Upstream of Makaraka the gradient improves slightly to around 1:1000 over another 7km to upstream of Harper Road (Murray’s picture) and a further 4-5km to Waihirere and Ormond at a similar gradient — still nowhere near enough for self-cleaning. There is about a 2m bank height above river level throughout to general land level adjacent to the river — not a lot for high tides, plus flood flows, plus back-up from the Waimata/Turanganui system behind the clogged Gladstone Road bridge.
Upstream of the A&P Showgrounds (opposite Harper Road on the north side) the Taruheru can hardly be called a “river”, more a “canal” or “drain”, and there are many tributary drains running into it. These all need constant maintenance for effective land drainage.
My contention is that the build-up of the berms of the Taruheru with the help of the Spartina grass in no way contributes to the flooding through the city or out on to our fertile flats further upstream. The cause is the blockage of the Turanganui River bridges with woody debris, coupled with the greatly increased flows down the Waimata River due to climate change.
Rather than destroying the wetland habitat up the Taruheru, my observation over many decades is that the Spartina grass has improved the numbers and variety of bird species visiting this waterway; changed, yes, for the better — definitely not destroyed. So, leave it alone!

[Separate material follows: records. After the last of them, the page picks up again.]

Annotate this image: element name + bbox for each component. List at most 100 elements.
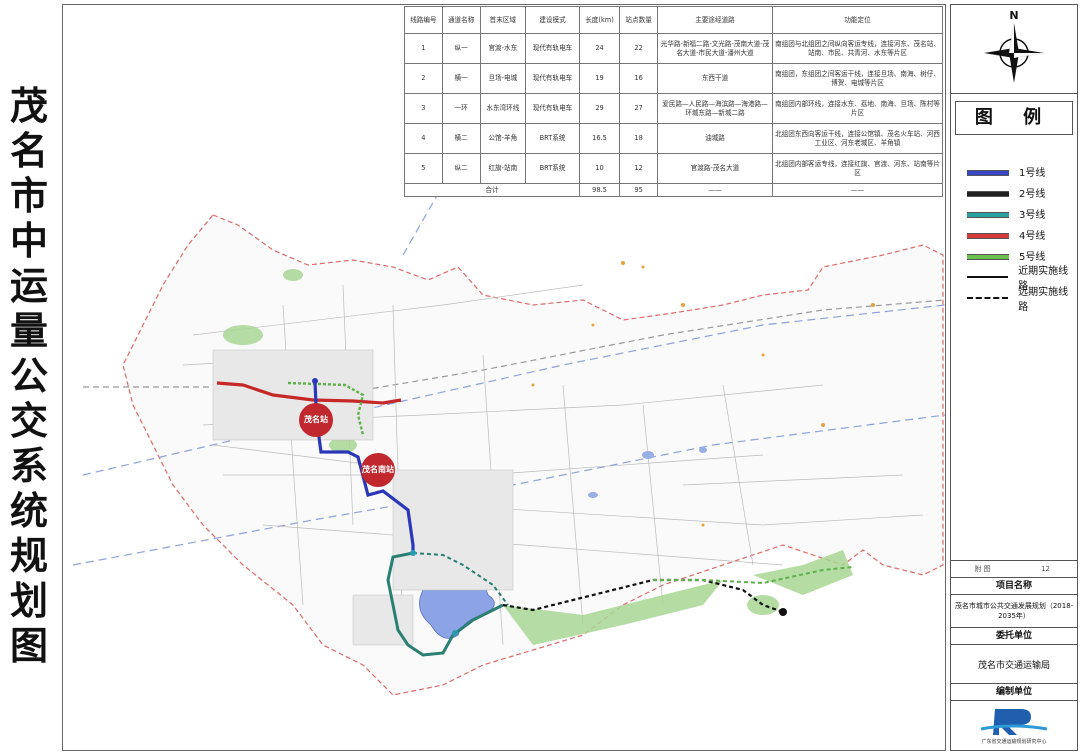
table-cell-roads: 光华路-新福二路-文光路-茂南大道-茂名大道-市民大道-潘州大道 [657,33,773,64]
table-cell-length: 16.5 [578,123,621,154]
title-char: 量 [9,309,48,353]
legend-label: 1号线 [1019,168,1046,179]
column-header: 长度(km) [578,6,621,34]
column-header: 站点数量 [619,6,658,34]
column-header: 首末区域 [479,6,527,34]
table-header-row: 线路编号 通道名称 首末区域 建设模式 长度(km) 站点数量 主要途经道路 功能定位 [404,6,943,34]
legend-swatch [967,274,1009,280]
legend-item: 4号线 [951,224,1077,245]
station-maoming: 茂名站 [299,403,333,437]
title-char: 运 [9,264,48,308]
table-cell-mode: BRT系统 [525,153,580,184]
table-cell-name: 横一 [441,63,481,94]
legend: 1号线 2号线 3号线 4号线 5号线 近期实施线路 远期实施线路 [951,161,1077,313]
table-cell-function: 北组团内部客运专线，连接红旗、官渡、河东、站南等片区 [772,153,943,184]
figure-number: 12 [1041,565,1050,573]
vertical-title: 茂名市中运量公交系统规划图 [0,0,58,753]
project-name: 茂名市城市公共交通发展规划（2018-2035年） [951,594,1077,627]
station-maoming-south: 茂名南站 [361,453,395,487]
table-cell-stations: 12 [619,153,658,184]
figure-label: 附 图 [974,565,991,573]
line-table: 线路编号 通道名称 首末区域 建设模式 长度(km) 站点数量 主要途经道路 功能定位 1 纵一… [404,6,943,197]
table-total-row: 合计 98.5 95 —— —— [404,183,943,197]
client-name: 茂名市交通运输局 [951,644,1077,683]
table-cell-no: 1 [404,33,443,64]
table-cell-area: 公馆-羊角 [479,123,527,154]
table-total-cell: 98.5 [578,183,621,197]
table-cell-length: 24 [578,33,621,64]
title-block: 附 图 12 项目名称 茂名市城市公共交通发展规划（2018-2035年） 委托… [951,560,1077,749]
title-char: 统 [9,489,48,533]
title-char: 名 [9,129,48,173]
table-row: 4 横二 公馆-羊角 BRT系统 16.5 18 油城路 北组团东西向客运干线，连接公馆镇、茂… [404,123,943,154]
legend-title: 图 例 [955,101,1073,135]
title-char: 系 [9,444,48,488]
legend-item: 1号线 [951,161,1077,182]
title-char: 划 [9,579,48,623]
table-cell-mode: 现代有轨电车 [525,63,580,94]
title-char: 交 [9,399,48,443]
table-cell-function: 南组团与北组团之间纵向客运专线，连接河东、茂名站、站南、市民、共青河、水东等片区 [772,33,943,64]
table-cell-mode: 现代有轨电车 [525,93,580,124]
legend-label: 2号线 [1019,189,1046,200]
table-cell-area: 官渡-水东 [479,33,527,64]
table-cell-roads: 东西干道 [657,63,773,94]
table-cell-mode: 现代有轨电车 [525,33,580,64]
map-frame: 茂名站 茂名南站 线路编号 通道名称 首末区域 建设模式 长度(km) 站点数量 主要途经道… [62,4,946,751]
table-cell-stations: 18 [619,123,658,154]
table-cell-no: 3 [404,93,443,124]
legend-label: 远期实施线路 [1018,286,1069,313]
title-char: 茂 [9,84,48,128]
title-char: 市 [9,174,48,218]
table-cell-area: 旦场-电城 [479,63,527,94]
legend-swatch [967,295,1009,301]
table-total-cell: —— [657,183,773,197]
table-cell-length: 19 [578,63,621,94]
legend-label: 4号线 [1019,231,1046,242]
column-header: 通道名称 [441,6,481,34]
client-header: 委托单位 [951,627,1077,644]
project-header: 项目名称 [951,577,1077,594]
legend-swatch [967,211,1009,218]
legend-swatch [967,253,1009,260]
table-cell-stations: 16 [619,63,658,94]
table-total-cell: —— [772,183,943,197]
author-header: 编制单位 [951,683,1077,700]
author-logo: 广东省交通运输规划研究中心 [951,700,1077,749]
table-row: 5 纵二 红旗-站南 BRT系统 10 12 官渡路-茂名大道 北组团内部客运专线，连接红旗、… [404,153,943,184]
table-cell-no: 5 [404,153,443,184]
column-header: 线路编号 [404,6,443,34]
table-cell-function: 南组团内部环线，连接水东、荔地、南海、旦场、陈村等片区 [772,93,943,124]
legend-label: 3号线 [1019,210,1046,221]
table-cell-roads: 油城路 [657,123,773,154]
title-char: 公 [9,354,48,398]
table-cell-name: 纵二 [441,153,481,184]
compass: N [951,5,1077,94]
title-char: 规 [9,534,48,578]
figure-number-row: 附 图 12 [951,560,1077,577]
table-cell-no: 2 [404,63,443,94]
table-row: 1 纵一 官渡-水东 现代有轨电车 24 22 光华路-新福二路-文光路-茂南大道-茂名大道… [404,33,943,64]
table-cell-function: 北组团东西向客运干线，连接公馆镇、茂名火车站、河西工业区、河东老城区、羊角镇 [772,123,943,154]
table-cell-function: 南组团，东组团之间客运干线，连接旦场、南海、树仔、博贺、电城等片区 [772,63,943,94]
column-header: 主要途经道路 [657,6,773,34]
table-total-cell: 95 [619,183,658,197]
table-cell-roads: 官渡路-茂名大道 [657,153,773,184]
table-cell-name: 纵一 [441,33,481,64]
author-name: 广东省交通运输规划研究中心 [981,739,1047,745]
title-char: 图 [9,624,48,668]
table-cell-name: 一环 [441,93,481,124]
table-row: 2 横一 旦场-电城 现代有轨电车 19 16 东西干道 南组团，东组团之间客运干线，连接旦场… [404,63,943,94]
table-cell-length: 29 [578,93,621,124]
compass-north-label: N [1009,9,1018,22]
legend-item: 3号线 [951,203,1077,224]
table-cell-roads: 爱民路—人民路—海滨路—海港路—环城东路—新城二路 [657,93,773,124]
title-char: 中 [9,219,48,263]
table-row: 3 一环 水东湾环线 现代有轨电车 29 27 爱民路—人民路—海滨路—海港路—环城东路—新… [404,93,943,124]
table-cell-length: 10 [578,153,621,184]
column-header: 建设模式 [525,6,580,34]
table-total-cell: 合计 [404,183,580,197]
legend-item: 2号线 [951,182,1077,203]
table-cell-mode: BRT系统 [525,123,580,154]
table-cell-no: 4 [404,123,443,154]
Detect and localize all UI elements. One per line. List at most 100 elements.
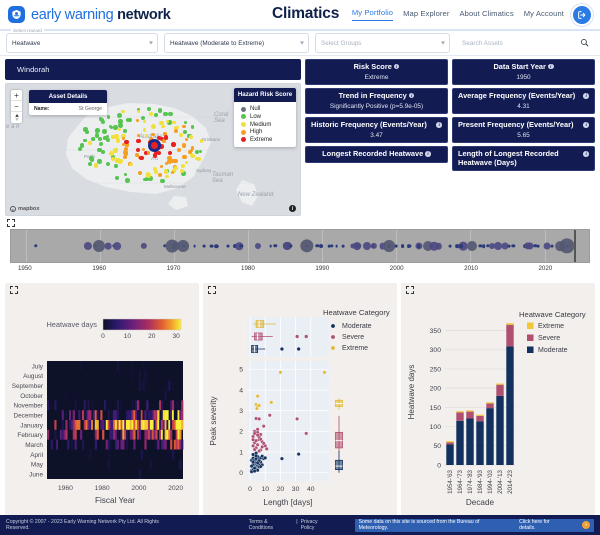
metric-card-present-frequency-events-year[interactable]: Present Frequency (Events/Year) i 5.65 [452,117,595,144]
metric-card-risk-score[interactable]: Risk Score i Extreme [305,59,448,86]
map-asset-dot[interactable] [121,109,125,114]
map-asset-dot[interactable] [153,112,158,118]
map-asset-dot[interactable] [113,148,118,153]
timeline-event-marker[interactable] [328,244,331,248]
tab-about-climatics[interactable]: About Climatics [459,9,513,21]
map-asset-dot[interactable] [182,154,187,160]
bom-banner[interactable]: Some data on this site is sourced from t… [354,518,594,532]
scatter-legend-label[interactable]: Moderate [342,323,372,330]
severity-select[interactable]: Heatwave (Moderate to Extreme) [164,33,309,53]
info-icon[interactable]: i [547,63,554,70]
bar-segment-extreme[interactable] [496,383,504,385]
map-asset-dot[interactable] [126,118,130,123]
bar-segment-severe[interactable] [466,411,474,419]
map-asset-dot[interactable] [147,106,151,111]
bar-segment-severe[interactable] [456,412,464,421]
map-asset-dot[interactable] [167,111,173,117]
map-asset-dot[interactable] [129,162,133,166]
map-asset-dot[interactable] [163,169,169,174]
map-asset-dot[interactable] [94,128,99,133]
bar-segment-moderate[interactable] [486,408,494,465]
map-asset-dot[interactable] [123,150,128,155]
map-asset-dot[interactable] [87,162,92,167]
groups-select[interactable]: Select Groups [315,33,450,53]
tab-my-account[interactable]: My Account [524,9,564,21]
map-asset-dot[interactable] [106,115,110,119]
event-timeline[interactable]: 1950 1960 1970 1980 1990 2000 2010 2020 [5,219,595,281]
bar-legend-label[interactable]: Moderate [538,347,568,354]
timeline-event-marker[interactable] [507,244,511,248]
map-asset-dot[interactable] [89,156,95,161]
map-asset-dot[interactable] [83,127,88,132]
mapbox-attribution[interactable]: c mapbox [10,206,39,212]
bar-segment-extreme[interactable] [486,402,494,404]
timeline-event-marker[interactable] [394,244,398,248]
map-asset-dot[interactable] [98,137,102,141]
timeline-event-marker[interactable] [406,244,411,248]
bar-segment-moderate[interactable] [456,420,464,465]
terms-link[interactable]: Terms & Conditions [249,519,294,531]
map-asset-dot[interactable] [97,147,102,153]
timeline-event-marker[interactable] [481,244,486,248]
map-asset-dot[interactable] [111,134,116,139]
compass-button[interactable] [11,112,22,123]
map-asset-dot[interactable] [182,130,187,135]
map-asset-dot[interactable] [114,164,118,168]
timeline-event-marker[interactable] [273,244,278,248]
logout-icon[interactable] [571,4,593,26]
privacy-link[interactable]: Privacy Policy [301,519,333,531]
timeline-event-marker[interactable] [214,244,218,248]
bar-segment-moderate[interactable] [496,395,504,465]
timeline-event-marker[interactable] [341,244,345,248]
info-icon[interactable]: i [583,151,589,157]
timeline-event-marker[interactable] [193,244,197,248]
bar-segment-severe[interactable] [476,415,484,422]
map-asset-dot[interactable] [189,135,193,139]
bar-segment-moderate[interactable] [476,421,484,465]
map-asset-dot[interactable] [109,151,114,156]
timeline-event-marker[interactable] [550,244,554,248]
timeline-event-marker[interactable] [318,244,323,248]
arrow-right-icon[interactable]: › [582,521,590,529]
map-asset-dot[interactable] [190,124,195,129]
map-asset-dot[interactable] [181,143,186,148]
search-assets-field[interactable]: Search Assets [456,33,594,53]
bar-segment-extreme[interactable] [476,414,484,416]
map-canvas[interactable]: CoralSea TasmanSea New Zealand Australia… [5,83,301,216]
bar-chart-panel[interactable]: 0 50 100 150 200 250 300 350 1954-'63 1964-'73 197… [401,283,595,515]
metric-card-length-of-longest-recorded-heatwave-days[interactable]: Length of Longest Recorded Heatwave (Day… [452,146,595,172]
map-asset-dot[interactable] [171,158,176,164]
timeline-event-marker[interactable] [400,244,405,248]
bar-segment-severe[interactable] [486,403,494,409]
bar-legend-label[interactable]: Severe [538,335,560,342]
map-asset-dot[interactable] [114,176,119,181]
legend-item-null[interactable]: Null [241,106,296,112]
map-asset-dot[interactable] [134,152,139,157]
heatmap-chart-panel[interactable]: Heatwave days 0 10 20 30 July August September O… [5,283,199,515]
map-asset-dot[interactable] [99,117,104,122]
scatter-legend-label[interactable]: Extreme [342,345,368,352]
bar-segment-moderate[interactable] [466,418,474,465]
map-asset-dot[interactable] [144,133,149,137]
map-asset-dot[interactable] [154,170,158,174]
map-asset-dot[interactable] [96,159,102,164]
bar-segment-extreme[interactable] [466,410,474,412]
map-asset-dot[interactable] [125,178,130,184]
info-icon[interactable]: i [425,151,431,157]
timeline-event-marker[interactable] [459,244,463,248]
bar-segment-moderate[interactable] [446,444,454,465]
info-icon[interactable]: i [408,92,415,99]
timeline-event-marker[interactable] [226,244,230,248]
map-asset-dot[interactable] [94,133,100,138]
map-asset-dot[interactable] [199,139,204,143]
map-asset-dot[interactable] [180,168,185,173]
timeline-event-marker[interactable] [202,244,206,248]
map-asset-dot[interactable] [143,177,147,181]
tab-map-explorer[interactable]: Map Explorer [403,9,449,21]
map-asset-dot[interactable] [135,138,141,144]
map-asset-dot[interactable] [147,151,151,155]
timeline-event-marker[interactable] [210,244,214,248]
map-asset-dot[interactable] [167,155,172,160]
search-icon[interactable] [580,34,589,52]
bar-segment-extreme[interactable] [446,441,454,443]
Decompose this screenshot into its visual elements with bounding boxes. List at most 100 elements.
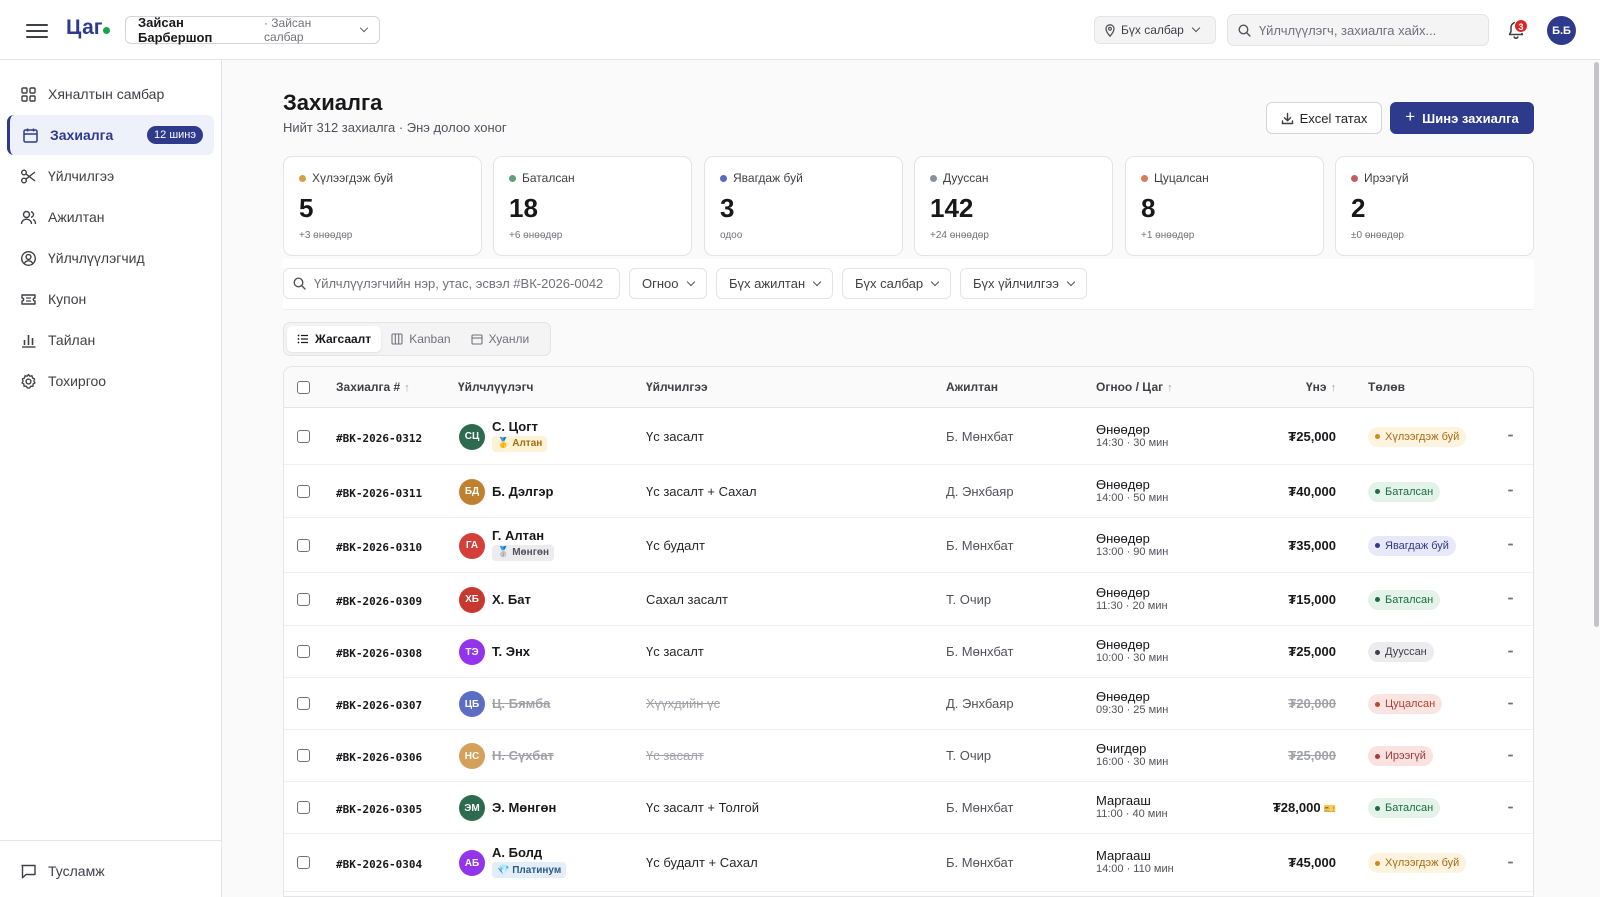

Having said that, we indeed have a land-drainage problem which will only get worse with ongoing climate change. I, too, saw the flooding out on the flats and have explored inland hill country around our region and seen the saturated, sliding hillsides bringing down whole trees complete with root bowls — both exotic and indigenous — and I have seen the resulting silt and debris on the valley floors and river banks.
Clearly this is where we need to focus our efforts long term on improved land management. In the short term we need to ensure immediate clearance of woody debris from our bridges in heavy rainfall events, or mother nature will fix the problem for us — by taking out all three Waimata/Turanganui River bridges. Think about it — what a picnic that would be!!!